Kernel bound by instruction and memory latency.

So I’ve basically modified the separable convolution example to work with char inputs rather than float inputs. I then upgrade them to shorts internally, do two passes of convolution (row then column), doing one kernel, then another for each (as I want to do two convolutions overall). I then convert back to chars and output.

I’ve worked my way through the guided profile, and it shows a bar chart of utilization versus compute and memory(shared). I would include a screen shot but it won’t let me here. That’s where I got the figures I quoted (both about 8%). Above the bar chart it says:
“This kernel exhibits low compute throughput and memory bandwidth utilization relative to the peak performance of the “Nvidia Tegra X1”. These utilisation levels indicate that the performance of the kernel is most likely limited by the latency of arithmetic or memory operations. Achieved compute throughput and/or memory bandwidth below 60% of peak typically indicates latency issues.”

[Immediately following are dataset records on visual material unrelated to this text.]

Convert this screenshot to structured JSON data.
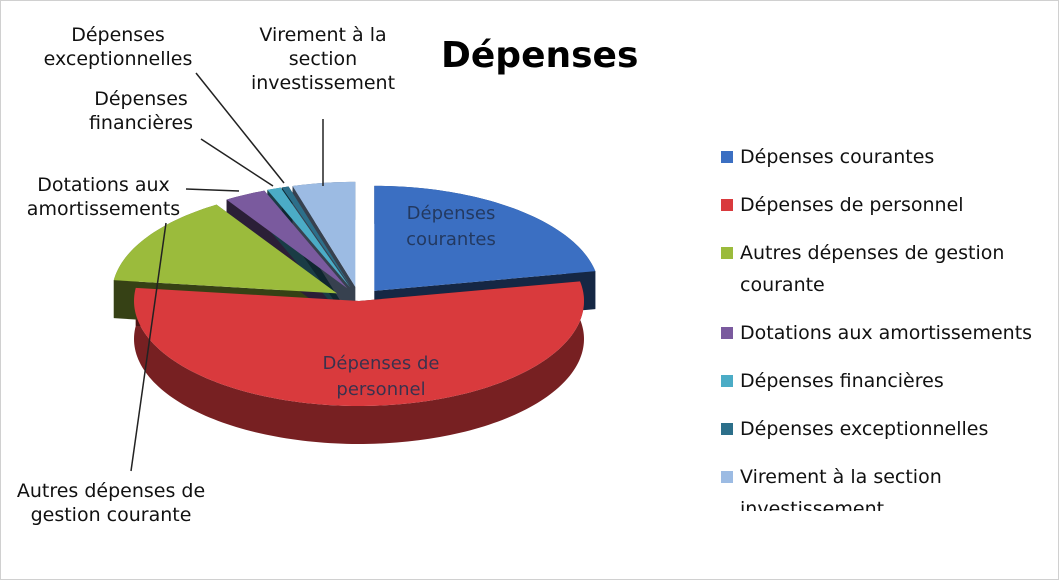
{
  "chart_data": {
    "type": "pie3d",
    "title": "Dépenses",
    "categories": [
      "Dépenses courantes",
      "Dépenses de personnel",
      "Autres dépenses de gestion courante",
      "Dotations aux amortissements",
      "Dépenses financières",
      "Dépenses exceptionnelles",
      "Virement à la section investissement"
    ],
    "values": [
      22,
      55,
      14,
      3,
      1,
      0.5,
      4.5
    ],
    "colors": [
      "#3b6fc2",
      "#d93a3d",
      "#9bbb3c",
      "#7a5a9e",
      "#4bacc6",
      "#2c6f8a",
      "#9cbbe3"
    ],
    "legend": "right"
  }
}
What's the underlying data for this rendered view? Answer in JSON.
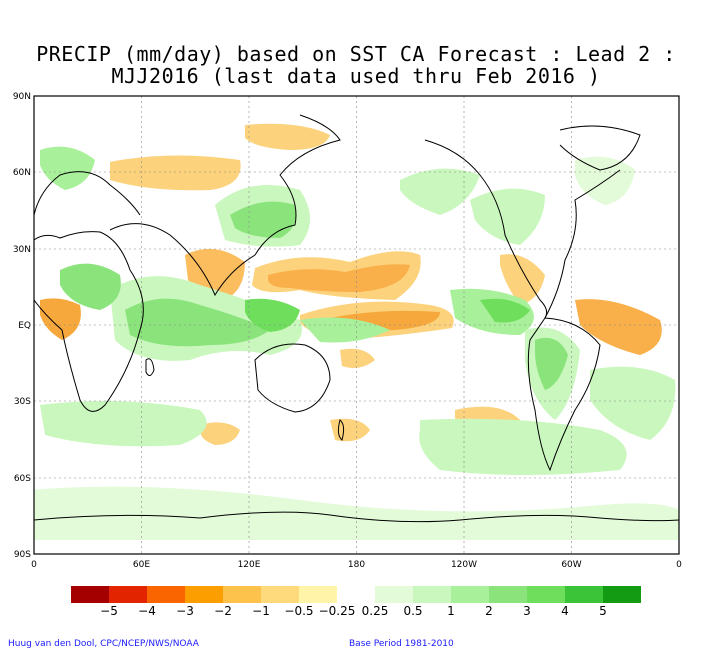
{
  "title": {
    "line1": "PRECIP (mm/day) based on SST CA Forecast : Lead 2 :",
    "line2": "MJJ2016 (last data used thru Feb 2016 )"
  },
  "map": {
    "lat_labels": [
      "90N",
      "60N",
      "30N",
      "EQ",
      "30S",
      "60S",
      "90S"
    ],
    "lon_labels": [
      "0",
      "60E",
      "120E",
      "180",
      "120W",
      "60W",
      "0"
    ],
    "grid": true
  },
  "legend": {
    "colors": [
      "#a50000",
      "#e32400",
      "#fb6500",
      "#fc9d00",
      "#fdc24b",
      "#feda7d",
      "#fff4a8",
      "#ffffff",
      "#e3fbd9",
      "#c9f7bd",
      "#a9f09a",
      "#8ae47b",
      "#6ede5c",
      "#3bc437",
      "#139b13"
    ],
    "labels": [
      "−5",
      "−4",
      "−3",
      "−2",
      "−1",
      "−0.5",
      "−0.25",
      "0.25",
      "0.5",
      "1",
      "2",
      "3",
      "4",
      "5"
    ]
  },
  "footer": {
    "credit": "Huug van den Dool, CPC/NCEP/NWS/NOAA",
    "base_period": "Base Period 1981-2010"
  },
  "colors": {
    "dry_strong": "#f49e23",
    "dry_weak": "#fdd27c",
    "wet_weak": "#c9f7bd",
    "wet_strong": "#6ede5c",
    "footer_text": "#1a1aff"
  }
}
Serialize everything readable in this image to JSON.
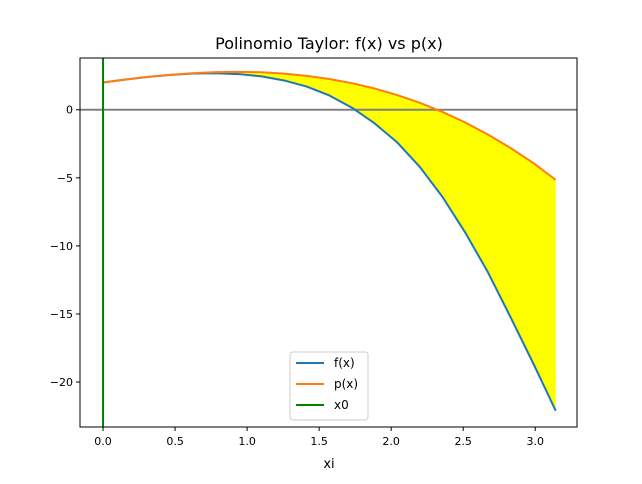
{
  "chart_data": {
    "type": "line",
    "title": "Polinomio Taylor: f(x) vs p(x)",
    "xlabel": "xi",
    "ylabel": "",
    "xlim": [
      -0.16,
      3.29
    ],
    "ylim": [
      -23.3,
      3.8
    ],
    "xticks": [
      0.0,
      0.5,
      1.0,
      1.5,
      2.0,
      2.5,
      3.0
    ],
    "xtick_labels": [
      "0.0",
      "0.5",
      "1.0",
      "1.5",
      "2.0",
      "2.5",
      "3.0"
    ],
    "yticks": [
      0,
      -5,
      -10,
      -15,
      -20
    ],
    "ytick_labels": [
      "0",
      "−5",
      "−10",
      "−15",
      "−20"
    ],
    "grid": false,
    "legend_placement": "lower-center",
    "x": [
      0,
      0.157,
      0.314,
      0.471,
      0.628,
      0.785,
      0.942,
      1.1,
      1.257,
      1.414,
      1.571,
      1.728,
      1.885,
      2.042,
      2.199,
      2.356,
      2.513,
      2.67,
      2.827,
      2.985,
      3.142
    ],
    "series": [
      {
        "name": "f(x)",
        "color": "#1f77b4",
        "values": [
          2.0,
          2.22,
          2.41,
          2.56,
          2.66,
          2.68,
          2.62,
          2.45,
          2.15,
          1.7,
          1.05,
          0.15,
          -1.0,
          -2.4,
          -4.2,
          -6.4,
          -9.0,
          -11.9,
          -15.2,
          -18.6,
          -22.1
        ]
      },
      {
        "name": "p(x)",
        "color": "#ff7f0e",
        "values": [
          2.0,
          2.22,
          2.42,
          2.57,
          2.69,
          2.76,
          2.78,
          2.75,
          2.65,
          2.49,
          2.26,
          1.95,
          1.56,
          1.08,
          0.51,
          -0.16,
          -0.93,
          -1.81,
          -2.8,
          -3.9,
          -5.15
        ]
      },
      {
        "name": "x0",
        "color": "#008000",
        "type": "vline",
        "x": 0
      }
    ],
    "reference_line": {
      "y": 0,
      "color": "#808080"
    },
    "fill_between": {
      "between": [
        "f(x)",
        "p(x)"
      ],
      "color": "#ffff00"
    }
  }
}
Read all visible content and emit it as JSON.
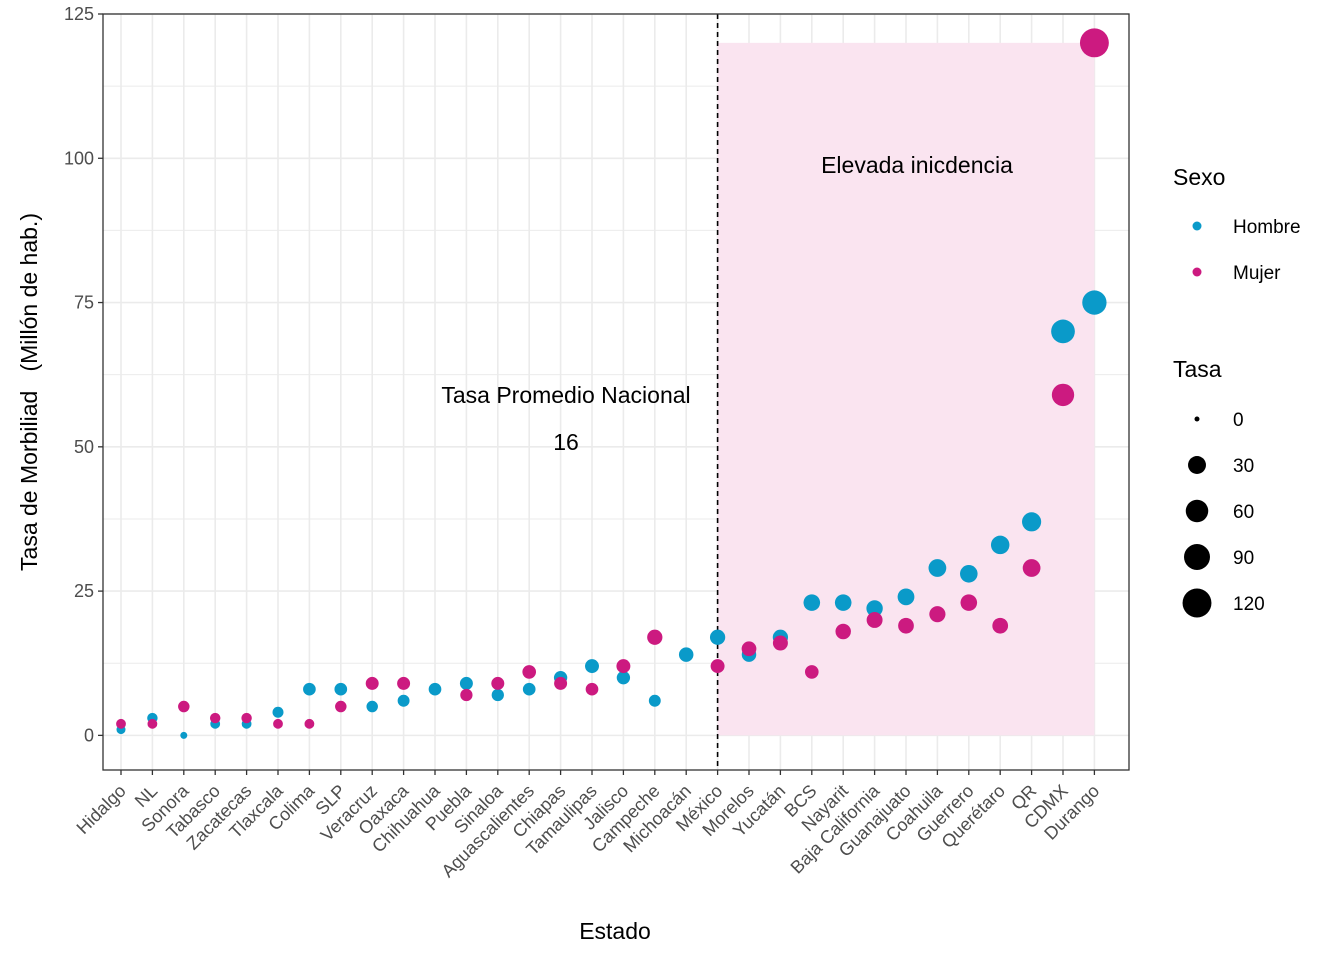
{
  "colors": {
    "hombre": "#0a9ac9",
    "mujer": "#cc1a80",
    "highlight": "#fae4f0",
    "grid": "#ebebeb",
    "axis_text": "#4d4d4d"
  },
  "chart_data": {
    "type": "scatter",
    "xlabel": "Estado",
    "ylabel": "Tasa de Morbiliad   (Millón de hab.)",
    "ylim": [
      -6,
      125
    ],
    "yticks": [
      0,
      25,
      50,
      75,
      100,
      125
    ],
    "categories": [
      "Hidalgo",
      "NL",
      "Sonora",
      "Tabasco",
      "Zacatecas",
      "Tlaxcala",
      "Colima",
      "SLP",
      "Veracruz",
      "Oaxaca",
      "Chihuahua",
      "Puebla",
      "Sinaloa",
      "Aguascalientes",
      "Chiapas",
      "Tamaulipas",
      "Jalisco",
      "Campeche",
      "Michoacán",
      "México",
      "Morelos",
      "Yucatán",
      "BCS",
      "Nayarit",
      "Baja California",
      "Guanajuato",
      "Coahuila",
      "Guerrero",
      "Querétaro",
      "QR",
      "CDMX",
      "Durango"
    ],
    "series": [
      {
        "name": "Hombre",
        "values": [
          1,
          3,
          0,
          2,
          2,
          4,
          8,
          8,
          5,
          6,
          8,
          9,
          7,
          8,
          10,
          12,
          10,
          6,
          14,
          17,
          14,
          17,
          23,
          23,
          22,
          24,
          29,
          28,
          33,
          37,
          70,
          75
        ]
      },
      {
        "name": "Mujer",
        "values": [
          2,
          2,
          5,
          3,
          3,
          2,
          2,
          5,
          9,
          9,
          null,
          7,
          9,
          11,
          9,
          8,
          12,
          17,
          null,
          12,
          15,
          16,
          11,
          18,
          20,
          19,
          21,
          23,
          19,
          29,
          59,
          120
        ]
      }
    ],
    "vline": {
      "category": "México",
      "style": "dashed"
    },
    "highlight_region": {
      "from_category": "México",
      "to_category": "Durango",
      "y_from": 0,
      "y_to": 120
    },
    "annotations": {
      "nacional_label": "Tasa Promedio Nacional",
      "nacional_value": "16",
      "elevada_label": "Elevada inicdencia"
    },
    "legend": {
      "placement": "right",
      "color_title": "Sexo",
      "color_items": [
        "Hombre",
        "Mujer"
      ],
      "size_title": "Tasa",
      "size_items": [
        "0",
        "30",
        "60",
        "90",
        "120"
      ]
    },
    "grid": true
  }
}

Where I said “almost all arithmetic operations”, the bar chart has a coloured key and in the compute column, it is comprised of about 7% arithmetic operations, and about 1% memory operations (making the 8% I quoted).

It recommends I perform latency analysis, so I did (by clicking the button provided), and that is where it gives me the other info I gave regarding grid size, block size and occupancy. I’m a bit confused if the occupancy seems good enough, why the utilization seems so low.

The arithmetic operations I perform in the code are just multiplications and additions - as it’s convolution. There is some casting between types - as hinted at above. I’m not sure about the ration of floating point etc you mention. Where would I find that? I’m not actually doing any floating point computations anyway…

Thanks for your help.